CTEC：一种用于单细胞 RNA 测序数据分析的交叉制表集成聚类方法。

CTEC: a cross-tabulation ensemble clustering approach for single-cell RNA sequencing data analysis.

机构信息

AI Lab, Shenzhen 518054, China.

Department of Computer Science and Engineering, The Chinese University of Hong Kong, Hong Kong, 999077, China.

出版信息

Bioinformatics. 2024 Mar 29;40(4). doi: 10.1093/bioinformatics/btae130.

DOI:10.1093/bioinformatics/btae130

PMID:38552307

原文链接:https://pmc.ncbi.nlm.nih.gov/articles/PMC10985676/

Abstract

MOTIVATION

Cell-type clustering is a crucial first step for single-cell RNA-seq data analysis. However, existing clustering methods often provide different results on cluster assignments with respect to their own data pre-processing, choice of distance metrics, and strategies of feature extraction, thereby limiting their practical applications.

RESULTS

We propose Cross-Tabulation Ensemble Clustering (CTEC) method that formulates two re-clustering strategies (distribution- and outlier-based) via cross-tabulation. Benchmarking experiments on five scRNA-Seq datasets illustrate that the proposed CTEC method offers significant improvements over the individual clustering methods. Moreover, CTEC-DB outperforms the state-of-the-art ensemble methods for single-cell data clustering, with 45.4% and 17.1% improvement over the single-cell aggregated from ensemble clustering method (SAFE) and the single-cell aggregated clustering via Mixture model ensemble method (SAME), respectively, on the two-method ensemble test.

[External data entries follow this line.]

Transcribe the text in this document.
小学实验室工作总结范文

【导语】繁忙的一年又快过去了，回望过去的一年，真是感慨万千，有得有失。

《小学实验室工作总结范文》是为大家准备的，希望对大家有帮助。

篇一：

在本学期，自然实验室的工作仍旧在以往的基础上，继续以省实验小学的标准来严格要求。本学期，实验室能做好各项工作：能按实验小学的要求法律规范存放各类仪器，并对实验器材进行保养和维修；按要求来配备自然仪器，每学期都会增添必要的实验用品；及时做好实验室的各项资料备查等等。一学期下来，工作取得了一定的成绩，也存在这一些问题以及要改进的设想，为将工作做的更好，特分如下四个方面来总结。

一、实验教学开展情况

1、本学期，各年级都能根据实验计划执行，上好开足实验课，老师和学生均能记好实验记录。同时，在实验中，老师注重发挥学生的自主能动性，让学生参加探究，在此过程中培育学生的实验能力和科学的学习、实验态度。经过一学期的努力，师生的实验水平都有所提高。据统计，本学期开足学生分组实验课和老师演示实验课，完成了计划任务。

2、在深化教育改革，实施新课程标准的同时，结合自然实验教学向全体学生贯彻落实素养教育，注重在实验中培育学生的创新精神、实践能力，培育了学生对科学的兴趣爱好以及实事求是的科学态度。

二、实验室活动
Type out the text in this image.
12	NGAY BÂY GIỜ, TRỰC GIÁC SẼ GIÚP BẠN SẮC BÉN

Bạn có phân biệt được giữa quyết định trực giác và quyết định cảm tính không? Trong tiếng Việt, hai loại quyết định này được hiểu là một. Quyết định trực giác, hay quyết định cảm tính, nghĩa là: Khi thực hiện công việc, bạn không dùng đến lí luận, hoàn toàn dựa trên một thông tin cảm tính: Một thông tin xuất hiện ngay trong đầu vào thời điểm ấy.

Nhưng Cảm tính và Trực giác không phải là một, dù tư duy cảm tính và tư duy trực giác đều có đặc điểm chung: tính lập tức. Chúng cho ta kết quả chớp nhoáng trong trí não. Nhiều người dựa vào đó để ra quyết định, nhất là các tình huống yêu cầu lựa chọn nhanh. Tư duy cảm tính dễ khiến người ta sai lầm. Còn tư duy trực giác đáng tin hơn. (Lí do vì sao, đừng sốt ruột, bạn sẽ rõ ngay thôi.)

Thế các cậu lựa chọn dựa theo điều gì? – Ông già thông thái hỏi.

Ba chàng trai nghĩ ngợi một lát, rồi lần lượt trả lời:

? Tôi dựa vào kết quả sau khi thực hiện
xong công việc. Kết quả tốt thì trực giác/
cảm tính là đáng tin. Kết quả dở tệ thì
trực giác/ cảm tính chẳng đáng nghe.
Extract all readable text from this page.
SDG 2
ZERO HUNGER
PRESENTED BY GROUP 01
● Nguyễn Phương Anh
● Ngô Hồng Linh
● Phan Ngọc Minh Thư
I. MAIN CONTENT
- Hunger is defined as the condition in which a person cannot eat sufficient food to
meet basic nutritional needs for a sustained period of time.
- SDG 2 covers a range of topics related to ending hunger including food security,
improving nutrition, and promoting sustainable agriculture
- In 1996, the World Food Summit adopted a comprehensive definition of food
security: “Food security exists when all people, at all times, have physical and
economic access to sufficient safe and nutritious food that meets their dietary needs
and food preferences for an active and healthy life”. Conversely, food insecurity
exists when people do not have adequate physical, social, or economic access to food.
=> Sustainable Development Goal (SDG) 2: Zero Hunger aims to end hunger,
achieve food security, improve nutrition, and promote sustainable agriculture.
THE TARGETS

AVAILABILITY AND IMPLEMENTATION

The source code of the benchmark in this work is available at the GitHub repository https://github.com/LWCHN/CTEC.git.

摘要

动机

细胞类型聚类是单细胞 RNA-seq 数据分析的关键第一步。然而，现有的聚类方法在其数据预处理、距离度量选择和特征提取策略方面往往会提供不同的聚类结果，从而限制了它们的实际应用。

结果

我们提出了 Cross-Tabulation Ensemble Clustering（CTEC）方法，通过交叉制表形成了两种重新聚类策略（基于分布和基于离群值的策略）。在五个 scRNA-Seq 数据集上的基准实验表明，所提出的 CTEC 方法在单个聚类方法上有显著的改进。此外，CTEC-DB 在单细胞数据聚类方面优于最先进的集成方法，在两种方法的集成测试中，与基于集成聚类的单细胞聚合方法（SAFE）相比，分别提高了 45.4%和 17.1%，与基于混合模型集成方法的单细胞聚合聚类（SAME）相比，分别提高了 45.4%和 17.1%。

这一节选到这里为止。